The Trouble With China

By: David Barrosse, CEO

September 23, 2021 — A recent book, The Long Game: China’s Grand Strategy to Displace American Order, makes the compelling case that the Chinese Communist Party (CCP) has been following a systematic plan to exert its influence over the region and the world since the end of the Cold War. The author, Rush Doshi, is the current China Director on the US National Security Council. The book is not a polemic, but a meticulous review of Chinese Communist Party speeches and documents. The author’s conclusions point to a realignment of global power and a long-term competition between the West and China. The world that Doshi describes does not appear likely to be friendly to robust Western investment in China.

An ominous signal of the competition that Doshi describes is playing out in US trade policy. A little more than a week ago, the Biden administration strategically leaked news that it had completed a review of US-China trade policy and would soon announce new Section 301 trade cases against China, which could lead to new tariffs. In an interview that Capstone conducted with trade expert Chad Bown, it became clear that a dramatic rollback of Trump-era tariffs is unlikely. Instead, we are likely to see a shift in emphasis. Where Trump was focused on the forced transfer of intellectual property, Biden is focused on state subsidies and industrial policy. Where Trump was focused on putting tariffs on inputs like steel, Biden is likely to be more focused on finished products.

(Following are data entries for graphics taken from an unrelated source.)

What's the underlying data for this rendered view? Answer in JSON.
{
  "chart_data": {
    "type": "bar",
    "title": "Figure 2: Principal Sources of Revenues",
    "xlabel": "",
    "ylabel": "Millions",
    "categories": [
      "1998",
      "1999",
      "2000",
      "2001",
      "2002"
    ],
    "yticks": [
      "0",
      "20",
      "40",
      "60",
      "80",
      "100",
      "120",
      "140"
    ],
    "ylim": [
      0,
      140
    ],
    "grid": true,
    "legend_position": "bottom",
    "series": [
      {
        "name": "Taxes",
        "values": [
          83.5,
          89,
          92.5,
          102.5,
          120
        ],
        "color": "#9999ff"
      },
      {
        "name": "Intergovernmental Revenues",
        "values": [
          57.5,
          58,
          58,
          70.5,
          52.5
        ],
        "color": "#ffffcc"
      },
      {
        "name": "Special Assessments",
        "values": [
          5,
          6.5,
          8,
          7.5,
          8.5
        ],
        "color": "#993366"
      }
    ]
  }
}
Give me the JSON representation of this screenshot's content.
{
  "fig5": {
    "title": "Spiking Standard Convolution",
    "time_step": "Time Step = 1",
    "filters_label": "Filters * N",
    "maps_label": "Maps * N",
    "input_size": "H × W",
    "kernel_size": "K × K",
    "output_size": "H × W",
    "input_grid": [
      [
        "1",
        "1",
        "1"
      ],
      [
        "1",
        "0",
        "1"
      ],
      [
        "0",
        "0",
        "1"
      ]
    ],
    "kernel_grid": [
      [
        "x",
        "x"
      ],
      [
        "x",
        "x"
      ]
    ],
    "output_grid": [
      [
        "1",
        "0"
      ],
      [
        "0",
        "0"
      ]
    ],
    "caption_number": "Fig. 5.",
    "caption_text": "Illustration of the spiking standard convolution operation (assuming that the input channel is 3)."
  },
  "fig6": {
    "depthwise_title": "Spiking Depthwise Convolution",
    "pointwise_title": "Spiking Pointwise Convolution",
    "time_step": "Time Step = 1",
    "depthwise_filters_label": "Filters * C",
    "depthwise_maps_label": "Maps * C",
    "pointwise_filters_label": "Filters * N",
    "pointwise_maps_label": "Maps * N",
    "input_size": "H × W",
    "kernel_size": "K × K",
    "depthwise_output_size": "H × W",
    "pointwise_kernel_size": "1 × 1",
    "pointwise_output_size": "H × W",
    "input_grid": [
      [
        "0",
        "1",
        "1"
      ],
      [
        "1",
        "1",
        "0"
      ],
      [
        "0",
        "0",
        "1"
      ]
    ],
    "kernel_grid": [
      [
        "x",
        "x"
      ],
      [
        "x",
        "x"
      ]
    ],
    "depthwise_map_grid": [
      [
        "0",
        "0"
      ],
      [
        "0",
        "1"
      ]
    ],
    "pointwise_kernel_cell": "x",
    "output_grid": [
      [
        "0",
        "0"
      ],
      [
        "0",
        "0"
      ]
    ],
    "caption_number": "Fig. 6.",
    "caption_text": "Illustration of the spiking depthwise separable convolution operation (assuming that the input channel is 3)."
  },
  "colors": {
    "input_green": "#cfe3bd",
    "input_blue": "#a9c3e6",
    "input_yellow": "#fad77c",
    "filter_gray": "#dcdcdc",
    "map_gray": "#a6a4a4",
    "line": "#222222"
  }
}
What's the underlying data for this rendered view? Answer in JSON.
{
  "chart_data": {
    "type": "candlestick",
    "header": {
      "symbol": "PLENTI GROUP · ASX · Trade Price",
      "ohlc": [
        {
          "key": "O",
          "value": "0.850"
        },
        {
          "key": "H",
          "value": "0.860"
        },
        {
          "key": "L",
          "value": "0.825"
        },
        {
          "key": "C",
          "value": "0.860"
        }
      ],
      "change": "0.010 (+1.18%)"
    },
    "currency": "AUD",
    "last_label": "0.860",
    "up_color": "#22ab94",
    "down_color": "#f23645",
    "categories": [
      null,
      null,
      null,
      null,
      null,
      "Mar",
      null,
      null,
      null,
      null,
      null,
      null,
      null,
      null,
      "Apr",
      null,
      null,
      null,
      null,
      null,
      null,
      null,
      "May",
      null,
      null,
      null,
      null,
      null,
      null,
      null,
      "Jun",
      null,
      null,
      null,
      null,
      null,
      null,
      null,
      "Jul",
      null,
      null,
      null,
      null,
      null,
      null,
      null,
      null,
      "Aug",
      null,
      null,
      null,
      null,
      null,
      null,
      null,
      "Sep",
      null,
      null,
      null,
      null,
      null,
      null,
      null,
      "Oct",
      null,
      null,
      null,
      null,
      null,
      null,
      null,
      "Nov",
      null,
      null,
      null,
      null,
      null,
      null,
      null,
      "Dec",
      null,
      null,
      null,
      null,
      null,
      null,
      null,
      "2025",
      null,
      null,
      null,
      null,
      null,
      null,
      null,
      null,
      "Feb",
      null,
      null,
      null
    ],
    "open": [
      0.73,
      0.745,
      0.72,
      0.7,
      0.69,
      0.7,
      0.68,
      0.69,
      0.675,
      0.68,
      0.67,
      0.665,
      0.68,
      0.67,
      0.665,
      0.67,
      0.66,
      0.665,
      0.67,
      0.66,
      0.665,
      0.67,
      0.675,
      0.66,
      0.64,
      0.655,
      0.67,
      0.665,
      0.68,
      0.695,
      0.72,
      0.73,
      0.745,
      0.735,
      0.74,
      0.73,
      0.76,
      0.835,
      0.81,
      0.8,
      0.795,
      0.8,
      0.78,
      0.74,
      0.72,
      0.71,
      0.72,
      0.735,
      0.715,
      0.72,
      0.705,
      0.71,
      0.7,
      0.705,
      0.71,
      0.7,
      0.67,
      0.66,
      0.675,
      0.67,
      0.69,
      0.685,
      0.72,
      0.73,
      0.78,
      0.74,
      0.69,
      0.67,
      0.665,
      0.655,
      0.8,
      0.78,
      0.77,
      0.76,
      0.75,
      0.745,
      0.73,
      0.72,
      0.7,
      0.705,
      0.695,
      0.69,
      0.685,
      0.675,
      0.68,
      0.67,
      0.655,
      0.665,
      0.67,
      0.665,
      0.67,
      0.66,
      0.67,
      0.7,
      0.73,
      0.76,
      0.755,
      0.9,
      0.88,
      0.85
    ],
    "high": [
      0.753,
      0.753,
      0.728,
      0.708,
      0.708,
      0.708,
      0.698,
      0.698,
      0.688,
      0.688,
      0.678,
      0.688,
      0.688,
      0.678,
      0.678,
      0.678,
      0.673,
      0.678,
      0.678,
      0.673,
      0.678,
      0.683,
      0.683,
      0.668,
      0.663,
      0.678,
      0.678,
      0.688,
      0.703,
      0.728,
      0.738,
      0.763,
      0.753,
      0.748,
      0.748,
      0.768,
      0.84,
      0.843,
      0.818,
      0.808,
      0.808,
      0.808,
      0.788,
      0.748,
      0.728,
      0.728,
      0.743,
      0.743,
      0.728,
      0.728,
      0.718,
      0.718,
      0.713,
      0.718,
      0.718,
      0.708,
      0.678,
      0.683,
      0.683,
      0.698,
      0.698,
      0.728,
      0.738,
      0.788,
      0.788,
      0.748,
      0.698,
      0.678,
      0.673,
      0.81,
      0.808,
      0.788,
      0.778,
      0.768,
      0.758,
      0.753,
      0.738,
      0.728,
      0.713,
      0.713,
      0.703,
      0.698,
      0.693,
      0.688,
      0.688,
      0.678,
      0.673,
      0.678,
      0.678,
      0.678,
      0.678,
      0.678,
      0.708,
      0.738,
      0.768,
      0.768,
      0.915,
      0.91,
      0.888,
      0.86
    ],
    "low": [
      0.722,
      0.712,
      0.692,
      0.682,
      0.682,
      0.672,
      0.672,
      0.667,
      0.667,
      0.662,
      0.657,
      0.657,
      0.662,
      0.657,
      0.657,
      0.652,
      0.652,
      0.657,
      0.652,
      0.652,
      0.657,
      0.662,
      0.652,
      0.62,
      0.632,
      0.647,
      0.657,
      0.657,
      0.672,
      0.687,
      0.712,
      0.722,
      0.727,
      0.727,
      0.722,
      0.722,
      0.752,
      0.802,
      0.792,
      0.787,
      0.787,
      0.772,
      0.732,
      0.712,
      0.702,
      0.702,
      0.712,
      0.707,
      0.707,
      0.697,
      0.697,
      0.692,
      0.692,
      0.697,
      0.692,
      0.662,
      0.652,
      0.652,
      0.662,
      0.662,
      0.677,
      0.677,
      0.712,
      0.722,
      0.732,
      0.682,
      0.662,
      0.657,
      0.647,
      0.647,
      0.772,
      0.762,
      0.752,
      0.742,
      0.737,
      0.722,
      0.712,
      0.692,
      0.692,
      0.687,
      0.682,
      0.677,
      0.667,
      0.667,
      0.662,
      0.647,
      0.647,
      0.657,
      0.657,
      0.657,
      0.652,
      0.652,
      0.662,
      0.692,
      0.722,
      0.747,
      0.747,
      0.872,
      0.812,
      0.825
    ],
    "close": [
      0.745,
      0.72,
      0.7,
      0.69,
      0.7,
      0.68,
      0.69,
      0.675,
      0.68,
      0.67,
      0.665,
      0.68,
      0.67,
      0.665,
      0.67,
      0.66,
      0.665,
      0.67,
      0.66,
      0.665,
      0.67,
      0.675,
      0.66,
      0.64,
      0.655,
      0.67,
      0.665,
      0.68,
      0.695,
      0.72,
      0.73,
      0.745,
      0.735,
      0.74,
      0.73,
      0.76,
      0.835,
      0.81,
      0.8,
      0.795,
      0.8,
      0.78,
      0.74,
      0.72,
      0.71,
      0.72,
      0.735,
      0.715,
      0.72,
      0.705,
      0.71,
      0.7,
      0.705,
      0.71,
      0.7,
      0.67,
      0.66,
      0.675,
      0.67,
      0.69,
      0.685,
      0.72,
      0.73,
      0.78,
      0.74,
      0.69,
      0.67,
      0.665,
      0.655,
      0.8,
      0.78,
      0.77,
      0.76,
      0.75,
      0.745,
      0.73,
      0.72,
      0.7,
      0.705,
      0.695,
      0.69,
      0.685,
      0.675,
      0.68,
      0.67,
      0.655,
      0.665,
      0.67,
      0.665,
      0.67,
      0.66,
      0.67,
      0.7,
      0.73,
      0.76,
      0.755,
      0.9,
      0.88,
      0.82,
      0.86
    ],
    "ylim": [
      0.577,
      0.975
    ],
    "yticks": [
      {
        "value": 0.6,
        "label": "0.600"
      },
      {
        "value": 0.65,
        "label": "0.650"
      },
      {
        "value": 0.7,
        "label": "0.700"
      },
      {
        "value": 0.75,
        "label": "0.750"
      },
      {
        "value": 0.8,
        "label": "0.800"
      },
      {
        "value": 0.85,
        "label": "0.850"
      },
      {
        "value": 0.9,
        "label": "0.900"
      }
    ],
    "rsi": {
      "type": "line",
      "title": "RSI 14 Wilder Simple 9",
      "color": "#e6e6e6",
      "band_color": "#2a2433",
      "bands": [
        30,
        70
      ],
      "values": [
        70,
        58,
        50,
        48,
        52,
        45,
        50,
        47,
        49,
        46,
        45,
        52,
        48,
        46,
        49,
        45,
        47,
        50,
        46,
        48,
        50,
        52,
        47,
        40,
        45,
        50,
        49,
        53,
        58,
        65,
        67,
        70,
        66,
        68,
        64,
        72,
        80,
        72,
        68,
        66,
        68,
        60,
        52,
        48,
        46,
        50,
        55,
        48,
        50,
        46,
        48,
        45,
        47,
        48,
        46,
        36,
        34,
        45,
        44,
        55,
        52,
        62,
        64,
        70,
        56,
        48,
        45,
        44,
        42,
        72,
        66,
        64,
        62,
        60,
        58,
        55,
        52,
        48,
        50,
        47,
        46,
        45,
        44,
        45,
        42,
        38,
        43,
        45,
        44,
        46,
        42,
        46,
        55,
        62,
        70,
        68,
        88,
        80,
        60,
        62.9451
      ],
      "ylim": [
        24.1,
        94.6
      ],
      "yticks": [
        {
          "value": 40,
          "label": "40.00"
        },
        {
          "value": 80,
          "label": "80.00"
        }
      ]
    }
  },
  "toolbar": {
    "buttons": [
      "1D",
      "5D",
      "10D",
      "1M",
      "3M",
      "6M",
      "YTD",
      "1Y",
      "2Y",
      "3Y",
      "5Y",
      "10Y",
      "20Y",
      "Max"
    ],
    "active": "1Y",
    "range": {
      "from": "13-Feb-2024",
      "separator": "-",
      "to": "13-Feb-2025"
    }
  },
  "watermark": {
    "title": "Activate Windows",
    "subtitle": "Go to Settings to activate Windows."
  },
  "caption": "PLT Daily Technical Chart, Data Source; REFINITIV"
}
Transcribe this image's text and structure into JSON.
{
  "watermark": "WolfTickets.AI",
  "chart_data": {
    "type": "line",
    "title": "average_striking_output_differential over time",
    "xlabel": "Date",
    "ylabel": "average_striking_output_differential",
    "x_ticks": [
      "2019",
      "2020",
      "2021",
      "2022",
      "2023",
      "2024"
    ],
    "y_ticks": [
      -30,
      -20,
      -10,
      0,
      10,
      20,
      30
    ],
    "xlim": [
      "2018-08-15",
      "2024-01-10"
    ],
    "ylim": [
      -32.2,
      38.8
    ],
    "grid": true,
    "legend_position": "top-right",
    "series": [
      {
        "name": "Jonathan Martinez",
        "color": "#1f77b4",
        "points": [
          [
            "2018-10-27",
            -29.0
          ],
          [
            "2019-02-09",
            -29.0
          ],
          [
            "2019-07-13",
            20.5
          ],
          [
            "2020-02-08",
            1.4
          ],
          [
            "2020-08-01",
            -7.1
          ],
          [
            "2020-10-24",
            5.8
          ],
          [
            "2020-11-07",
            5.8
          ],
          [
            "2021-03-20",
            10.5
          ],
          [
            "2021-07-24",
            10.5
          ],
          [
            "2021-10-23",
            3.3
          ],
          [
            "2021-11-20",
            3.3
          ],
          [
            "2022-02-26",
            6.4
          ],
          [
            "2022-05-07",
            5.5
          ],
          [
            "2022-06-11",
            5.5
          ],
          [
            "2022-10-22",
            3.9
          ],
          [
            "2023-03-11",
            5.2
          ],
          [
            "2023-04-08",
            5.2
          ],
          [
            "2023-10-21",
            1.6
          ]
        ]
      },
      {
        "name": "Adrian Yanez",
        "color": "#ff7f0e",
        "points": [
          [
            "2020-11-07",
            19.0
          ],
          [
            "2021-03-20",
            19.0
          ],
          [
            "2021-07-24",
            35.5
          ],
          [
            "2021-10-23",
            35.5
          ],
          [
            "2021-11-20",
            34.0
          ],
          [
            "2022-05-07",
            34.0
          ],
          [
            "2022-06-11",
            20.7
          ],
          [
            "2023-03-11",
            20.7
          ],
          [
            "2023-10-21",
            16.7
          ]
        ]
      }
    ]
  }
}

Last week also saw a significant new alliance explicitly created to challenge China’s growing power in Asia. The US and the United Kingdom announced a partnership to assist Australia in building nuclear-powered submarines. The deal is specifically designed to be a part of a strategic containment of growing Chinese power in the region. The motivation for the alliance in Australia was accelerated by recent Chinese attempts to use heavy-handed economic coercion against the country. The Chinese attempts at bullying Australia backfired, leading directly to the new alliance. However, in a sign that the Biden administration is still struggling to communicate effectively with some US allies, the new alliance set off a firestorm in France who had been negotiating for the past five years to supply Australia with conventional submarines.

Investors are likely aware of the mounting trade and national security challenges facing Chinese investments. Many investors have described their Chinese investment strategies as being specifically designed to avoid the US-China nexus, preferring to focus on Chinese companies that serve the domestic market. However, this “safer” strategy may also run afoul of US policy and investment firm’s own ESG principles. Policies meant to prohibit US investors from investing in or trading with companies that use forced labor are set to accelerate after the declaration this past January that the CCP was committing genocide against the Muslim ethnic minority Uyghurs in the Xinjiang Autonomous Region of China. Experts Capstone met with recently suggest it is almost impossible for a US company to certify that a Chinese company has no link to the practice of forced labor somewhere in their supply chain.

Many of my most recent conversations with corporate and investor clients suggest an increasing concern that these risks will only accelerate.